Charity Majors+ Your Authors @mipsytipsy cofounder/CTO @honeycombio, co-wrote Database Reliability Engineering, loves whiskey, rainbows, and Friday deploys. I test in production and so do you. 🌈 Mar. 14, 2019 2 min read + Your Authors

reminded by my last RT on "devrel as CTOs for the product" to say something I meant to say earlier this week, in response to the replies about my thread on giving women power in tech. particularly the replies about negotiating for salary.

(still with me? ok!)

when @lizthegrey was considering honeycomb and we started talking comp, she a) knew her worth, b) which was considerable, c) and she very calmly yet firmly let me know what level of impact she was looking to have on a company, and that she expected fair comp in return.

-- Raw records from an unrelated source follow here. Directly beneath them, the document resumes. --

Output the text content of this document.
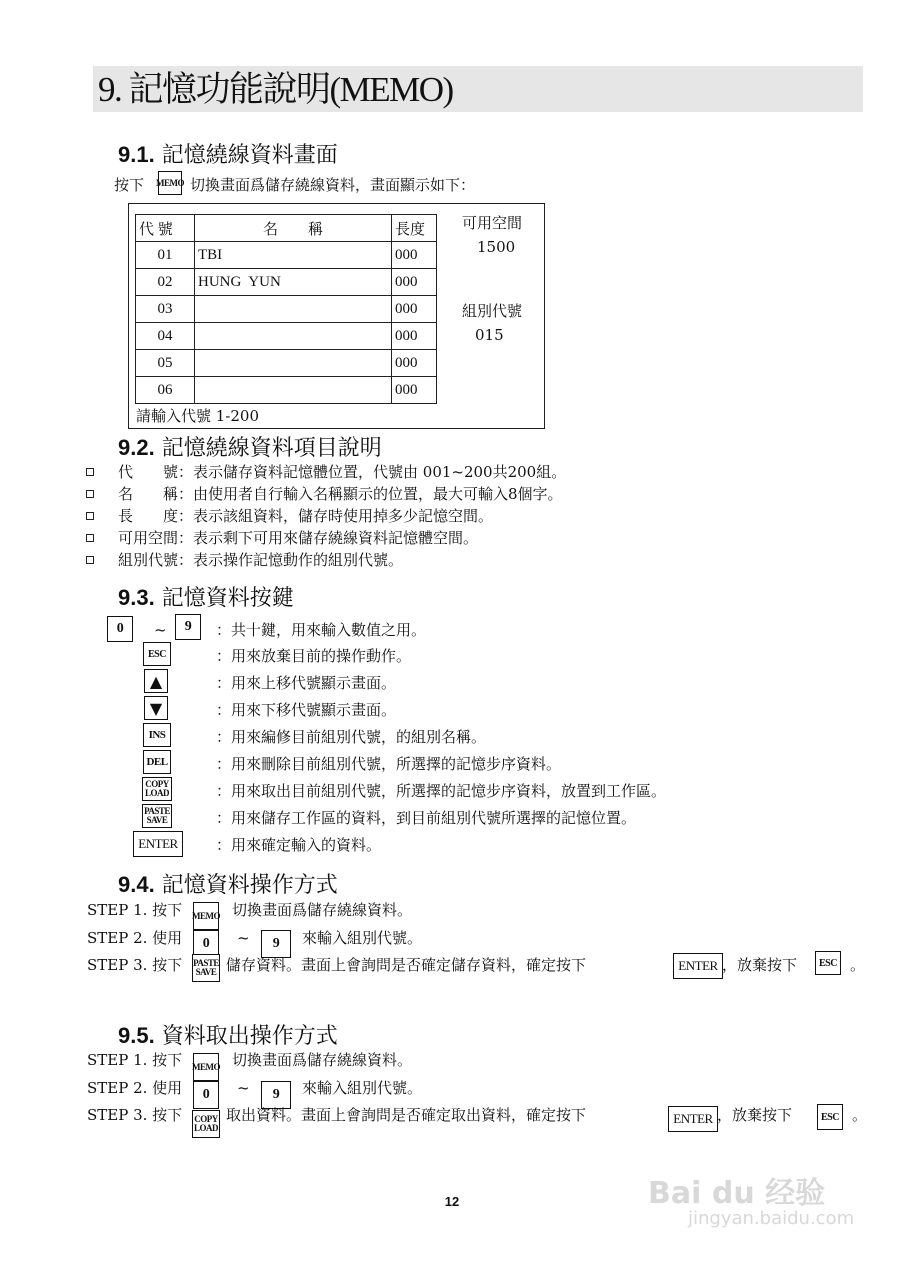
9. 記憶功能說明(MEMO)
9.1. 記憶繞線資料畫面
按下 MEMO 切換畫面爲儲存繞線資料，畫面顯示如下：
代 號	名　　稱	長度
01	TBI	000
02	HUNG  YUN	000
03		000
04		000
05		000
06		000
請輸入代號 1-200
可用空間
1500
組別代號
015
9.2. 記憶繞線資料項目說明
代　　號：表示儲存資料記憶體位置，代號由 001~200共200組。
名　　稱：由使用者自行輸入名稱顯示的位置，最大可輸入8個字。
長　　度：表示該組資料，儲存時使用掉多少記憶空間。
可用空間：表示剩下可用來儲存繞線資料記憶體空間。
組別代號：表示操作記憶動作的組別代號。
9.3. 記憶資料按鍵
0	~	9	：共十鍵，用來輸入數值之用。
ESC	：用來放棄目前的操作動作。
▲	：用來上移代號顯示畫面。
▼	：用來下移代號顯示畫面。
INS	：用來編修目前組別代號，的組別名稱。
DEL	：用來刪除目前組別代號，所選擇的記憶步序資料。
COPY
LOAD	：用來取出目前組別代號，所選擇的記憶步序資料，放置到工作區。
PASTE
SAVE	：用來儲存工作區的資料，到目前組別代號所選擇的記憶位置。
ENTER	：用來確定輸入的資料。
9.4. 記憶資料操作方式
STEP 1. 按下 MEMO 切換畫面爲儲存繞線資料。
STEP 2. 使用	0	~	9	來輸入組別代號。
STEP 3. 按下 PASTE
SAVE 儲存資料。畫面上會詢問是否確定儲存資料，確定按下	ENTER ，放棄按下	ESC 。
9.5. 資料取出操作方式
STEP 1. 按下 MEMO 切換畫面爲儲存繞線資料。
STEP 2. 使用	0	~	9	來輸入組別代號。
STEP 3. 按下 COPY
LOAD
取出資料。畫面上會詢問是否確定取出資料，確定按下	ENTER ，放棄按下	ESC 。
12	Bai du 经验
jingyan.baidu.com
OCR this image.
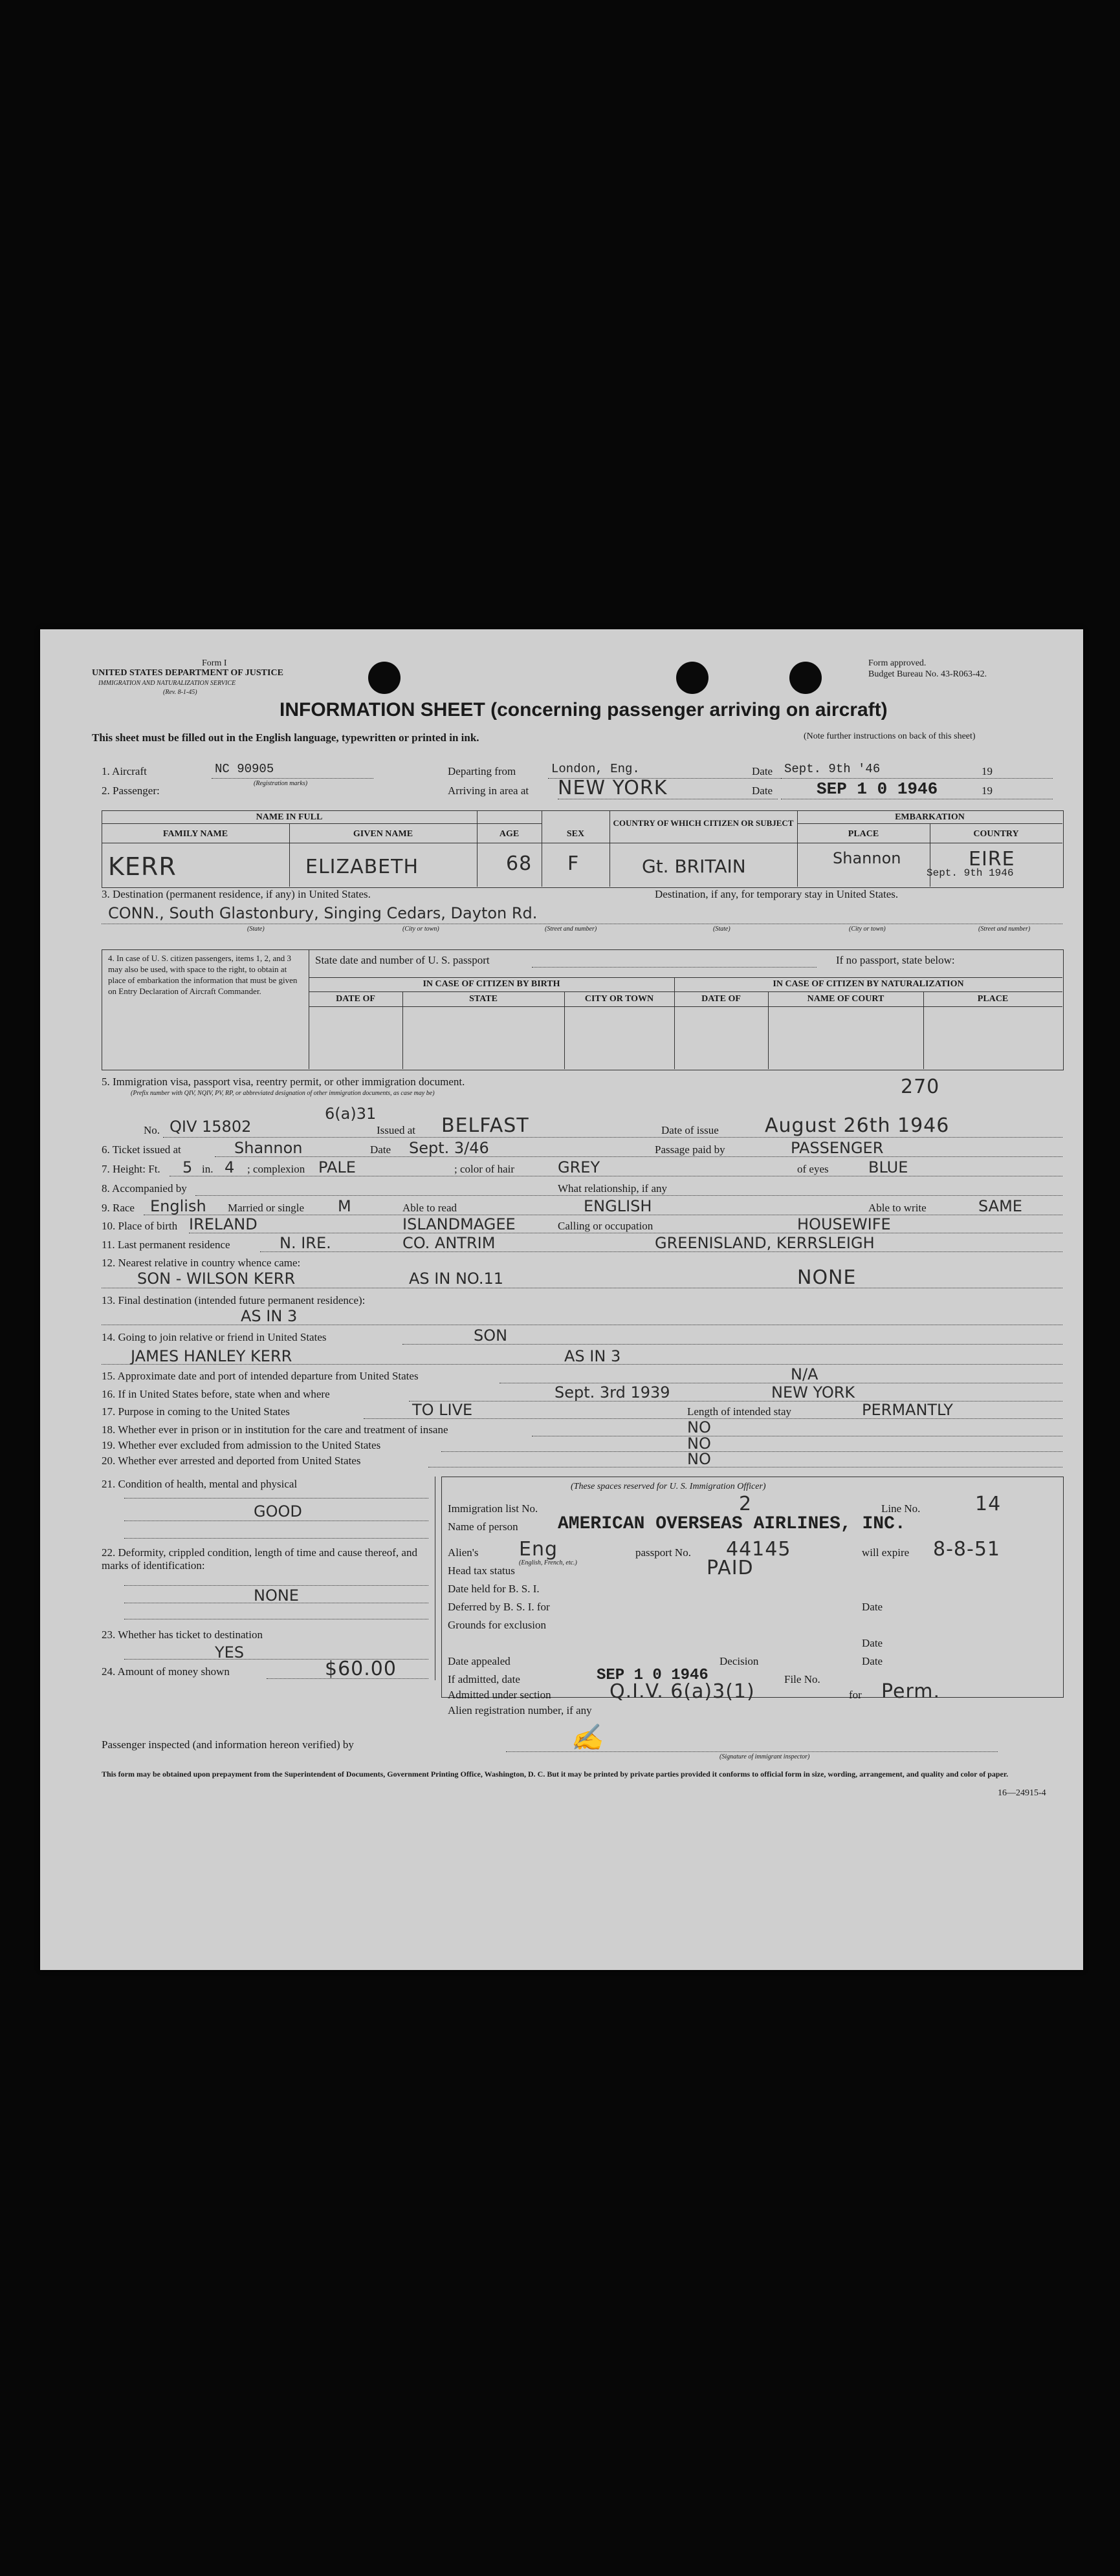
Form I
UNITED STATES DEPARTMENT OF JUSTICE
IMMIGRATION AND NATURALIZATION SERVICE
(Rev. 8-1-45)
Form approved.
Budget Bureau No. 43-R063-42.
INFORMATION SHEET (concerning passenger arriving on aircraft)
This sheet must be filled out in the English language, typewritten or printed in ink.	(Note further instructions on back of this sheet)
1. Aircraft	NC 90905
(Registration marks)
Departing from	London, Eng.	Date Sept. 9th '46	19
2. Passenger:	Arriving in area at NEW YORK	Date	SEP 1 0 1946	19
NAME IN FULL
FAMILY NAME	GIVEN NAME	AGE	SEX
COUNTRY OF WHICH CITIZEN OR SUBJECT
EMBARKATION
PLACE	COUNTRY
KERR	ELIZABETH	68 F	Gt. BRITAIN	Shannon	EIRE
Sept. 9th 1946
3. Destination (permanent residence, if any) in United States.	Destination, if any, for temporary stay in United States.
CONN., South Glastonbury, Singing Cedars, Dayton Rd.
(State)	(City or town)	(Street and number)	(State)	(City or town)	(Street and number)
4. In case of U. S. citizen passengers, items 1, 2, and 3 may also be used, with space to the right, to obtain at place of embarkation the information that must be given on Entry Declaration of Aircraft Commander.
State date and number of U. S. passport	If no passport, state below:
IN CASE OF CITIZEN BY BIRTH	IN CASE OF CITIZEN BY NATURALIZATION
DATE OF	STATE	CITY OR TOWN	DATE OF	NAME OF COURT	PLACE
5. Immigration visa, passport visa, reentry permit, or other immigration document.
(Prefix number with QIV, NQIV, PV, RP, or abbreviated designation of other immigration documents, as case may be)	270
6(a)31
No. QIV 15802	Issued at BELFAST	Date of issue August 26th 1946
6. Ticket issued at	Shannon	Date Sept. 3/46	Passage paid by	PASSENGER
7. Height: Ft. 5 in. 4 ; complexion PALE	; color of hair	GREY	of eyes	BLUE
8. Accompanied by	What relationship, if any
9. Race English Married or single M	Able to read	ENGLISH	Able to write	SAME
10. Place of birth IRELAND	ISLANDMAGEE	Calling or occupation	HOUSEWIFE
11. Last permanent residence	N. IRE.	CO. ANTRIM	GREENISLAND, KERRSLEIGH
12. Nearest relative in country whence came:
SON - WILSON KERR	AS IN NO.11	NONE
13. Final destination (intended future permanent residence):
AS IN 3
14. Going to join relative or friend in United States	SON
JAMES HANLEY KERR	AS IN 3
15. Approximate date and port of intended departure from United States	N/A
16. If in United States before, state when and where	Sept. 3rd 1939	NEW YORK
17. Purpose in coming to the United States	TO LIVE	Length of intended stay	PERMANTLY
18. Whether ever in prison or in institution for the care and treatment of insane	NO
19. Whether ever excluded from admission to the United States	NO
20. Whether ever arrested and deported from United States	NO
21. Condition of health, mental and physical
GOOD
22. Deformity, crippled condition, length of time and cause thereof, and marks of identification:
NONE
23. Whether has ticket to destination
YES
24. Amount of money shown	$60.00
(These spaces reserved for U. S. Immigration Officer)
Immigration list No.	2	Line No.	14
Name of person AMERICAN OVERSEAS AIRLINES, INC.
Alien's Eng
(English, French, etc.)
passport No. 44145	will expire 8-8-51
Head tax status	PAID
Date held for B. S. I.
Deferred by B. S. I. for	Date
Grounds for exclusion
Date
Date appealed	Decision	Date
If admitted, date	SEP 1 0 1946	File No.
Admitted under section	Q.I.V. 6(a)3(1)	for Perm.
Alien registration number, if any
Passenger inspected (and information hereon verified) by	✍
(Signature of immigrant inspector)
This form may be obtained upon prepayment from the Superintendent of Documents, Government Printing Office, Washington, D. C. But it may be printed by private parties provided it conforms to official form in size, wording, arrangement, and quality and color of paper.
16—24915-4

and it was so. fucking. refreshing.

i found myself looking back on that interaction and marveling in how easy it was, what a *relief* it was. there are all kinds of ways it could have not worked for her to join us -- sync and fit are especially tricky at high levels.

but she made it easy by simply knowing herself and what she wanted, and communicating that to me, then leaving it up to me to see if we had a liz-shaped hole and what we could afford. no drama, no pressure.

(i do have liz's permission to share this btw 😉)

i was thinking about this because -- at one point in my life, i would have bristled at a woman being so self-confident, or negotiating such a high position for herself.

i'm not proud of this. but i would have. 😔

i was thinking about my joy and pride in Liz (and in myself for hiring liz), and felt relief when I realized that my instincts really have changed. my subconscious reactions to powerful women have shifted a _lot_ over the past .. five years? even less

i used to love being the first woman on the team. i always felt much more comfortable around men than women. for a whole load of reasons that we don't need to go into.

my subconscious was def sexist, so i paid closer attention and tried to override it whenever it flared up.

that's all it takes, really. i've changed a lot, got further to go, but it's not really "work" in the usual sense. it's more like untangling a knot in your hair.

it's so rewarding, every little bit of fuckery you manage to dislodge gives you more authentic access to humanity.

i've always loved that (apocryphal?) quote from Keynes, upon being chided for changing his position. roughly,

"When the facts change, I change my mind. And what do YOU do, sir?"